その年最大のヒット曲である西城秀樹の「ヤングマン」が十何週か連続1位の間2位につけ入れ替わり後一月ぐらい1位をキープしていた記憶がある。春にリピート再生していた理由にこれはいい曲だからみんな聞いてねの思いも込めていたのだが、少し癖のある曲なので聴いていた仲間は変な曲をかけるなの感想だった。ちなみに「ヤングマン」の原曲は米ディスコ・グループのヴィレッジ・ピープルがゲイを皮肉った「Y.M.C.A.」なのも付け加える。
ベストテンで1位を取った時「俺の気に入った曲はこうなる。」と豪語してしまったし、後に「こんないい曲を書く桑田佳祐は永遠だ。」と言った予言も当たってしまった。サザン最大のヒット曲である「TSUNAMI」はレコード大賞も取った。その翌年には「よくお前のことを思い出す。」と年賀状をもらったのだが、「TSUNAMI」は何度聴いてもいい曲に思えなかった。とうとうヒット曲予想屋も完全にさび付いたと年貢を納めかけたが理由があった。

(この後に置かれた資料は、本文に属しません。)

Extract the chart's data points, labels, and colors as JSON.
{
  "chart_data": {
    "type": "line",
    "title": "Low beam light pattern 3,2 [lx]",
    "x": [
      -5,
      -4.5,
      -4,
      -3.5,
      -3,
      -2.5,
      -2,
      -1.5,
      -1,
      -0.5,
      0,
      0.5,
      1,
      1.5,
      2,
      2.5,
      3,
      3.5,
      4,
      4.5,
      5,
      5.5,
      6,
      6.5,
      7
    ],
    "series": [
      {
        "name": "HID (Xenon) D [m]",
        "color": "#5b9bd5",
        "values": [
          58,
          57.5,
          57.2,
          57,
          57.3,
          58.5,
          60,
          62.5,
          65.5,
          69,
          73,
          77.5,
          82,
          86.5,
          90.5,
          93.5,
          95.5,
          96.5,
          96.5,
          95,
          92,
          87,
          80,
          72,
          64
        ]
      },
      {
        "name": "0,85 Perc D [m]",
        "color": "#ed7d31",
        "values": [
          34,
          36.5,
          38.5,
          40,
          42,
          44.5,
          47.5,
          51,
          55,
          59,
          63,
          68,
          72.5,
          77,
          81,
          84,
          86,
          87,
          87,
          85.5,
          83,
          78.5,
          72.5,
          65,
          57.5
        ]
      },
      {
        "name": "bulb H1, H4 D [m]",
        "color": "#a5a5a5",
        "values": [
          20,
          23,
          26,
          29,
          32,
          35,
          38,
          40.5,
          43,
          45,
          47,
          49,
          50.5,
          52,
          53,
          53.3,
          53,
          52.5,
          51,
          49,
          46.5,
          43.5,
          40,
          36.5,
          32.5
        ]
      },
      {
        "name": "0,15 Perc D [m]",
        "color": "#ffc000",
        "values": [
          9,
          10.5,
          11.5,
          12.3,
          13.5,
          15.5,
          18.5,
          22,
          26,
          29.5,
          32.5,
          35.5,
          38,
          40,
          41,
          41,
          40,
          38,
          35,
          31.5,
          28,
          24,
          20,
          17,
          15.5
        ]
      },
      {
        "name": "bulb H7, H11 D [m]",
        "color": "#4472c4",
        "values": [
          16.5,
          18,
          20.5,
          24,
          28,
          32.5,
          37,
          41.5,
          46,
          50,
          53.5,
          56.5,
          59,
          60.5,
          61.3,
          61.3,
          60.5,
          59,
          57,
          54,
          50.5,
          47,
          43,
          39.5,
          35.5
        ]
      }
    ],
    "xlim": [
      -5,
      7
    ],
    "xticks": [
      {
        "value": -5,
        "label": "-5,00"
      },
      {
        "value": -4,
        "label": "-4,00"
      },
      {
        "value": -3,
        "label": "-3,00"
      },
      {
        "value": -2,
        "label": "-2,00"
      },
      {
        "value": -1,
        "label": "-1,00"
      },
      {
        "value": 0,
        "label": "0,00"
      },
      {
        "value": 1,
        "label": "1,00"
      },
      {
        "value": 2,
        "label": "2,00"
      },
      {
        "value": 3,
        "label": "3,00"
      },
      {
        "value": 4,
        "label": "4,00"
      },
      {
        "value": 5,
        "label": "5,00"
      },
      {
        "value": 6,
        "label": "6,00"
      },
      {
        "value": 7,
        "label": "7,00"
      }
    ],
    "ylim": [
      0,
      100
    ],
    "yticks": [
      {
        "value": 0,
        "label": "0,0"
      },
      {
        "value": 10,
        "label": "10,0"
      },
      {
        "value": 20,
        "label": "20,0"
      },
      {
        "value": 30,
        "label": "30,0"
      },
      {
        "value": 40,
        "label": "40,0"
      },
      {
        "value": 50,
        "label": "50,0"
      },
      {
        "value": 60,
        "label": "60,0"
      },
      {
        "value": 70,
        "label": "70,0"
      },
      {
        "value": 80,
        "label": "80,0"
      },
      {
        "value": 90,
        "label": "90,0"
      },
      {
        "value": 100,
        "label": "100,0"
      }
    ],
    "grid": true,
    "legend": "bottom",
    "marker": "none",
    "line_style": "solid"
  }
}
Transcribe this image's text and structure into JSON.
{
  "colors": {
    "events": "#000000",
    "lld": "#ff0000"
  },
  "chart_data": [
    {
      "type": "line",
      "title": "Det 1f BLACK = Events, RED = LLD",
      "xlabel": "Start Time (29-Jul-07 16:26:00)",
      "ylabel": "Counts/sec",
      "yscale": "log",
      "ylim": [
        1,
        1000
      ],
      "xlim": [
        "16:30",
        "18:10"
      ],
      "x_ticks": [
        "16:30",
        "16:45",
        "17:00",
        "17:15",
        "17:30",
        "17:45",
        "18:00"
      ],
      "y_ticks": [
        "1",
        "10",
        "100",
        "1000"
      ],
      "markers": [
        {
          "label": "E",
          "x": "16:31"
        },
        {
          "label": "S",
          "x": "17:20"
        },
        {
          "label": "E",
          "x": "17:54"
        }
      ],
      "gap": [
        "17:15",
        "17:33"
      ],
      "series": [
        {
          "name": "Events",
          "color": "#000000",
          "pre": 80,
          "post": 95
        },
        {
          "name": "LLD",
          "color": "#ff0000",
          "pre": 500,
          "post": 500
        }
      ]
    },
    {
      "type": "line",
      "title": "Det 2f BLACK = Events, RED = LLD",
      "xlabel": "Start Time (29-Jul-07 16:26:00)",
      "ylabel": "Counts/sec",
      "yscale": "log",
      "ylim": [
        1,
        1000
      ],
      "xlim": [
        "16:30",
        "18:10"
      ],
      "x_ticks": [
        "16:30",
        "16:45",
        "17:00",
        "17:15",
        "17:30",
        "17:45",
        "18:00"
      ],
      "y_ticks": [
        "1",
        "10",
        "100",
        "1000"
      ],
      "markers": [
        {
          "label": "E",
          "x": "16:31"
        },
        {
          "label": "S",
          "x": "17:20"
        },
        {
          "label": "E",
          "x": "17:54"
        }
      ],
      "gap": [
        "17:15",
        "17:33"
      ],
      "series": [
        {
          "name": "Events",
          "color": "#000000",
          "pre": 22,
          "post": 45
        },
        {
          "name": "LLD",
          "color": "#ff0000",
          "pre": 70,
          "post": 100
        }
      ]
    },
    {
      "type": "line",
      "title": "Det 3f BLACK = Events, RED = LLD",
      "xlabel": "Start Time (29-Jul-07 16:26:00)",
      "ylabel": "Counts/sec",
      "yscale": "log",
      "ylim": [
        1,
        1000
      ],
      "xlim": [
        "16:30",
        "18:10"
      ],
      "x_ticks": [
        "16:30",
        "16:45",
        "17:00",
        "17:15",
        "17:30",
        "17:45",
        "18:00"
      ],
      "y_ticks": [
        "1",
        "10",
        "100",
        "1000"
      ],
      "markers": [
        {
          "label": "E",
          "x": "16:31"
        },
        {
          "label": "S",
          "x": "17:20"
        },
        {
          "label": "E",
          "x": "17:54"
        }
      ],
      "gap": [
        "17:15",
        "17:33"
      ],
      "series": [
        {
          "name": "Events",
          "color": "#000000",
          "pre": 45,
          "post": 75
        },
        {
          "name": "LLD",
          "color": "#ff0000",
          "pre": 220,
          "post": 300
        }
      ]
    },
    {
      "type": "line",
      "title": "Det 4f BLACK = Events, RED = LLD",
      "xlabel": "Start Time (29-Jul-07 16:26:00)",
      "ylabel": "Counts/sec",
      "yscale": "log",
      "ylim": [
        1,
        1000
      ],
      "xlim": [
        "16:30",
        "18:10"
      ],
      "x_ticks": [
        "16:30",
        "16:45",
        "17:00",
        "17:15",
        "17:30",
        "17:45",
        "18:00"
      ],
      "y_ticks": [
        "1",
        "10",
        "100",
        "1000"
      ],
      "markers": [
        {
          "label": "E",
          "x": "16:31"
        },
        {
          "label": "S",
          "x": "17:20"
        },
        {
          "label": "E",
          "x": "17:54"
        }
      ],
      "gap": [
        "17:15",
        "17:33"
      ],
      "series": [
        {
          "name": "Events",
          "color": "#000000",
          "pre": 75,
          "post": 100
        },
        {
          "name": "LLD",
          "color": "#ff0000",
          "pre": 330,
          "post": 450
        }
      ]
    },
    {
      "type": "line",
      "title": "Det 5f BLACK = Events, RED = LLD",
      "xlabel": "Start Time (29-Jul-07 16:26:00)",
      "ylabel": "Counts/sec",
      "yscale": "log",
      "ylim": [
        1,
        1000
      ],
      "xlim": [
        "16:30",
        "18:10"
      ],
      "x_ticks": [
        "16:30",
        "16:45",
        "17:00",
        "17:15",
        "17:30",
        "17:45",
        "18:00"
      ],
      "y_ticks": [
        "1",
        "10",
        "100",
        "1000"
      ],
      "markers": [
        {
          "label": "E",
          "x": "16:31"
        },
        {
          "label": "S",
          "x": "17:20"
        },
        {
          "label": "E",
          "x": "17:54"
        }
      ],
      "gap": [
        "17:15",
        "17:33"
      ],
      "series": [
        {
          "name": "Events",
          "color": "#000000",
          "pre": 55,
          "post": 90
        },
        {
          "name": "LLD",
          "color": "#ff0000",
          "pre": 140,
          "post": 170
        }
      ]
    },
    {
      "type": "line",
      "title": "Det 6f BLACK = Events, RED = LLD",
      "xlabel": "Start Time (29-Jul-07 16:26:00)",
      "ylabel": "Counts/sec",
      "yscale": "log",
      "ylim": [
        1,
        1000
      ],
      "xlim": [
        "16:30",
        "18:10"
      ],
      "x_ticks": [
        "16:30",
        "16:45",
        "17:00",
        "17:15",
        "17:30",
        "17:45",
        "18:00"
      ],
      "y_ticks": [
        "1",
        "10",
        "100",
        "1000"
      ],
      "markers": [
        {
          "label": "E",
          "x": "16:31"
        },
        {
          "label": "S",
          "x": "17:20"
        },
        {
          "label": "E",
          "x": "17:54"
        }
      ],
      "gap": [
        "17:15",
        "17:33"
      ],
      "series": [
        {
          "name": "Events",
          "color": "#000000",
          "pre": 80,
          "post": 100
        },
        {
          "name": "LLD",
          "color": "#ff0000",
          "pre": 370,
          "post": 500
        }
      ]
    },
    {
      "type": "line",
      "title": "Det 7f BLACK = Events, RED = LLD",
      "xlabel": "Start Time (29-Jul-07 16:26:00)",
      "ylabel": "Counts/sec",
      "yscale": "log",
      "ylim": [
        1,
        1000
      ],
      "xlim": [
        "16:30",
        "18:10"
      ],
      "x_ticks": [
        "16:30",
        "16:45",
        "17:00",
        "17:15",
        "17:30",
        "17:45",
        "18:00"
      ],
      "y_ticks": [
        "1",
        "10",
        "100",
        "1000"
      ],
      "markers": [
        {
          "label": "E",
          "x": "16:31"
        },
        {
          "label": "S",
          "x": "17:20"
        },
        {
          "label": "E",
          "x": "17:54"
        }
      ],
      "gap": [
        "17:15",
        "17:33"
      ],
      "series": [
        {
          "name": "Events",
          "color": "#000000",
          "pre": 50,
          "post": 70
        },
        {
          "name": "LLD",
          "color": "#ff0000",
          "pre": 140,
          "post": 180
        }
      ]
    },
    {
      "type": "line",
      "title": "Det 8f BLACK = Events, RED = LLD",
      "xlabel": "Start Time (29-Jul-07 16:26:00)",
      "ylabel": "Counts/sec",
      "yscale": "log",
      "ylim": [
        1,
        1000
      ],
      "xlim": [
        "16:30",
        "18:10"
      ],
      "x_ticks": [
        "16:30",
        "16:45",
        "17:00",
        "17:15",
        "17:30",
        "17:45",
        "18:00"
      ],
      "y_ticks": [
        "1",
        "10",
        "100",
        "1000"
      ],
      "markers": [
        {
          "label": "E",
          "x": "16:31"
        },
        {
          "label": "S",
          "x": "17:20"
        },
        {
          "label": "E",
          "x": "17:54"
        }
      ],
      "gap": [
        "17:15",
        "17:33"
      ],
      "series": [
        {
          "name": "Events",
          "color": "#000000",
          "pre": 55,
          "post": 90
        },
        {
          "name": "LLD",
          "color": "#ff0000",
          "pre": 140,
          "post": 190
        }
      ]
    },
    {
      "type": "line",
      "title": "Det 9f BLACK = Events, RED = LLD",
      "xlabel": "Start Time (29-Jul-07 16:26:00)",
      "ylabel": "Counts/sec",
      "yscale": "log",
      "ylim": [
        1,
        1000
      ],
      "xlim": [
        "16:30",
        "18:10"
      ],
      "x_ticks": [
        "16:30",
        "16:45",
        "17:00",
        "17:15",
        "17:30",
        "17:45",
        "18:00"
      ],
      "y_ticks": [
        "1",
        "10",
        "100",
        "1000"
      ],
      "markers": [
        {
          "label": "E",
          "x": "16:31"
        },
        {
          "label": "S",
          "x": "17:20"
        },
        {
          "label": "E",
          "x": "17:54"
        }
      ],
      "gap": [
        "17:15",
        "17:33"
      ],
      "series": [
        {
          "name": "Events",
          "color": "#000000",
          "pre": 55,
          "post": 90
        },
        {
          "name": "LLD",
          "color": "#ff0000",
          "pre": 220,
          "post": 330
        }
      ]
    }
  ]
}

何とかとてもいい曲だと感じるようになって3年後にスマトラ島沖大地震が発生した。街中の道路を流れる大津波は衝撃だった。日本でも起きたらどうなるのだろうと想像するのは一個人で心配しても仕方ないと忘却することにしたのだが、政府や公共機関は正常性バイアスにかかって最悪の事態を封印してはいけない。東北地方には津波の跡を後世に伝える石碑は山ほど残っているし、東京電力経営陣にいたっては津波発生予想の報告まで受けている。
考えたくないことは起こらないと想像の翼を閉じるのは罪だ。なぜスマトラの大津波を見て日本にも起こると想起しないのだろう。東日本大震災による福島原発事故は明らかに人災だ。戦後間もない南海地震の津波から逃げるため裏山に登った経験を話すおふくろから津波への恐怖心は植え付けられた。スマトラ島の後、日本に本当に来たらいい曲なのにサザンはどうするかなと心配したら、東日本大震災後ライブで「TSUNAMI」は歌っていないそうだ。